I talked to a PM last month who told me their activation metric was “completing onboarding.” When I asked what onboarding completion predicted, she paused. “Honestly? Just that someone finished the tutorial.” Turns out their best customers skipped onboarding entirely and went straight to the core workflow. But the metric was up 15% quarter over quarter, so leadership was happy.
This isn’t stupidity. It’s incentive design meeting human nature. When you’re judged on metric movement, you move metrics. When the CEO asks about the dashboard in the all-hands, you make sure the dashboard looks good for the all-hands. When OKR reviews focus on quantitative targets, you pick targets you can hit instead of outcomes you need.
The companies that figured this out, the ones doing actual discovery instead of metric theater, they treat dashboards differently. They use them like triage nurses use vital signs: quick checks that tell you where to look deeper, not definitive diagnoses. Spotify’s squad health checks weren’t about tracking numbers. They were conversation starters. Amazon’s working backwards docs force you to articulate the customer problem before anyone looks at a forecast.
Actually, that’s not quite right. Amazon still has plenty of metric theater. Everyone does. The difference is knowing which metrics are for show and which ones matter.
Most product teams have this backwards. They treat their public metrics (the ones in board decks and all-hands) as truth, and their messy qualitative signals (support tickets, sales call notes, user interviews) as nice-to-have context. It should be the opposite. The qual data tells you what’s happening. The quant data tells you how often.
But qualitative work doesn’t scale the same way dashboards do.
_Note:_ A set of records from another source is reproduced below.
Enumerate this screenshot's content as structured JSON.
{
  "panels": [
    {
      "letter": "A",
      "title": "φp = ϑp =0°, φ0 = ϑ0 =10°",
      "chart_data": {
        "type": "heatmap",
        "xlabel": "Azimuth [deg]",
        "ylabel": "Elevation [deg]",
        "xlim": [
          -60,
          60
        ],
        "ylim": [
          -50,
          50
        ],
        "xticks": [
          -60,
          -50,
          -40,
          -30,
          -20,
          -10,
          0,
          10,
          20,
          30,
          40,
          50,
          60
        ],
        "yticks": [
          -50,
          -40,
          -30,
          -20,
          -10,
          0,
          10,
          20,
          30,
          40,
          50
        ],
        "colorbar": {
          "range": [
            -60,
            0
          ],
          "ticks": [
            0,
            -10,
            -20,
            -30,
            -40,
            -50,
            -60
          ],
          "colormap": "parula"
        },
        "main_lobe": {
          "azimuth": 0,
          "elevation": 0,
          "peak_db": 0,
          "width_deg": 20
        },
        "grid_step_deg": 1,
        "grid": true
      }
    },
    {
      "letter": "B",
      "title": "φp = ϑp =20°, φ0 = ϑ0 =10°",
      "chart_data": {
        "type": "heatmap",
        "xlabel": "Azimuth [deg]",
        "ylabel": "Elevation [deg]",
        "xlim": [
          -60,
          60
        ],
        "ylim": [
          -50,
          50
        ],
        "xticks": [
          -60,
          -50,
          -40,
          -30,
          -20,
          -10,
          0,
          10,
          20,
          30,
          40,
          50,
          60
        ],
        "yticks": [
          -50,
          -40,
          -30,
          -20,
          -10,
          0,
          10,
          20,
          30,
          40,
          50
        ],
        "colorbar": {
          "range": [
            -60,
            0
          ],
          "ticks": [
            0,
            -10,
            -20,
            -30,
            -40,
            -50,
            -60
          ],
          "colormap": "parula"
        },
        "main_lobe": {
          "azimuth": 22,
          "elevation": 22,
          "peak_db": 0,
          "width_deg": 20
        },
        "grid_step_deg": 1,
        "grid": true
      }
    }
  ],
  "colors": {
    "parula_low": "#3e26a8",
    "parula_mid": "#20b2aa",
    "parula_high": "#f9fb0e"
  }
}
You can’t set and forget a customer interview the way you can set and forget a Mixpanel board. There’s no automated pipeline for reading Slack screenshots of user confusion. Nobody gets promoted for manually triangulating signals from five different sources.
So we build dashboards instead. We instrument everything. We set up alerts and anomaly detection and weekly metric reviews. We create elaborate rituals around numbers that everyone knows are lagging indicators of things we should have noticed weeks ago.
The really insidious part? These dashboards create their own reality. Once you’re tracking something, teams orient around it. The metric becomes the goal. The dashboard becomes the product. You end up with organisations optimising for dashboard green-ness instead of customer value.
I’m not saying don’t use metrics. Use them. Just stop pretending they’re telling you the whole story. Stop treating them like objective truth instead of subjective choices about what to count. Stop rewarding people for hitting numbers without asking what had to break to make those numbers move.
Your engagement is up because you added a daily notification that 60% of users immediately dismiss. Your activation is up because you shortened onboarding to three steps, and now nobody understands the product. Your retention is up because you’re measuring 28-day retention instead of 90-day, and you stopped counting churned users in the denominator.
These aren’t hypotheticals. I’ve seen every single one in the last six months.
The fix isn’t better metrics. It’s being honest about what metrics can and cannot tell you. It’s spending as much time in support tickets and sales calls as you do in dashboards. It’s asking “what would have to be true for this metric to be misleading?” before you celebrate hitting your target.
It’s accepting that the most important things happening in your product probably aren’t showing up in your weekly metrics review. They’re happening in the gaps. In the workarounds your power users built. In the features they stopped using. In the complaints they stopped making because they stopped expecting you to fix them.
Your dashboard isn’t lying to you on purpose. It’s just showing you what you told it to show. The question is whether you’re still watching what matters, or just watching the screen.